Cisneros, who is also backed by Ocasio-Cortez, as well as Sanders and Sen. Elizabeth Warren (D-Mass.), addresses health care issues in practical terms as she runs in the heavily-Hispanic 28th district, which hugs the border between the United States and Mexico and was hit hard by the pandemic. “No family should have to go into Mexico to receive safe and affordable medical treatment, and no one should die from not being able to afford care,” said the challenger. “Before the COVID-19 pandemic, 24 percent of us in TX-28 didn’t have health insurance, leaving our community particularly vulnerable to the global public health crisis. The average family with health coverage is spending $12,000 out of pocket on health care premiums. This is unacceptable.”
Like Casar, Cisneros also highlights the need to guarantee access to comprehensive family planning resources and contraception—in stark contrast to the incumbent, who opposed efforts by congressional Democrats to challenge restrictions on abortion rights in Texas. “People on the border shouldn’t be forced to go into Mexico to receive health care services like mammograms and Pap smears,” she said. “I firmly believe in every person’s right to choose and make decisions about their own lives and their own bodies, not our government—or men like Henry Cuellar.”
If Jessica Cisneros and Greg Casar win their primaries on Tuesday, the signal from Texas—a state where conservative Republican officials have in recent months used misinformation and fearmongering to attack everything from trans rights and abortion rights to mask requirements and vaccine mandates—will be a big one.

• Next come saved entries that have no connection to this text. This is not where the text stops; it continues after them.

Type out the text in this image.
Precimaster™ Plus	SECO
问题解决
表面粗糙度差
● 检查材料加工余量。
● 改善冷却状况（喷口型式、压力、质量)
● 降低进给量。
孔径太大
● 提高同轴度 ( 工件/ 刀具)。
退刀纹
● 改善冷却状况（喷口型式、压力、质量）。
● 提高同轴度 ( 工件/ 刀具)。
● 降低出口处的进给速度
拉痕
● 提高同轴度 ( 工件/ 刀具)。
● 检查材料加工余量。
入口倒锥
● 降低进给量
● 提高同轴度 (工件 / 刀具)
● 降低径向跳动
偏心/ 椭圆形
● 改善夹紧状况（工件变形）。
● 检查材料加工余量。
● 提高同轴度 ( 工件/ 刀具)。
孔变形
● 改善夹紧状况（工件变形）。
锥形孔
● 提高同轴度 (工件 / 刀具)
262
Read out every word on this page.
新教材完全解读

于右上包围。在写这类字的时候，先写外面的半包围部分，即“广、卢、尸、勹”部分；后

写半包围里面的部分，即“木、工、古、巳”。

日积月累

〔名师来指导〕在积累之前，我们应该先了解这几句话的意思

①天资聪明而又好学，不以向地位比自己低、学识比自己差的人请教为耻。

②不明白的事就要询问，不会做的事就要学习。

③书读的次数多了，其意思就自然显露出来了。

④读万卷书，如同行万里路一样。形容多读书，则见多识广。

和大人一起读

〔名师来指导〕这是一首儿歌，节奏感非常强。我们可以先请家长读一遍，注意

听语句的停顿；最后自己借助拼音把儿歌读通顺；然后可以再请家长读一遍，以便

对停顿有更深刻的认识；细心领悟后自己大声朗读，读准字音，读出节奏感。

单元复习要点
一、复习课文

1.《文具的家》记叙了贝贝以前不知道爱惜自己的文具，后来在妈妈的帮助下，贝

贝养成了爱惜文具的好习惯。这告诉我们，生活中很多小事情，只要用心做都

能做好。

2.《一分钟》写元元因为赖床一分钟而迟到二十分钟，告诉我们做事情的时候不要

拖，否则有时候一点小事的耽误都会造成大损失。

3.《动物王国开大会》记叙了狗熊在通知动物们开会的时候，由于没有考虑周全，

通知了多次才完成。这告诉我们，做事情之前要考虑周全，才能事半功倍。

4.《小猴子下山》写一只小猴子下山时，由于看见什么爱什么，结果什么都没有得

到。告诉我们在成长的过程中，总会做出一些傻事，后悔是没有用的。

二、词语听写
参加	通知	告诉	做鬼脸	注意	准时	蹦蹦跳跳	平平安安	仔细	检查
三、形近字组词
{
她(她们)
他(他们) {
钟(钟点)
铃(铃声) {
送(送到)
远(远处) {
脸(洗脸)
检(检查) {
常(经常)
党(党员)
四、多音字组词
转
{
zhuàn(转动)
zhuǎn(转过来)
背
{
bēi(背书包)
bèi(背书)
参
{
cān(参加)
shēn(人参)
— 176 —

It will signal that voters aren’t going to be distracted from the reality that the current health care system has not served them well.
“What we do here in South Texas to try to fundraise for medical expenses is sell plates of food by the side of the highway,” said Cisneros in a recent reflection on why she supports fundamental reform. “We know that this is a policy choice.”
And, as Casar said, “the big structural way of dealing with it is to pass a single-payer, Medicare for All system.”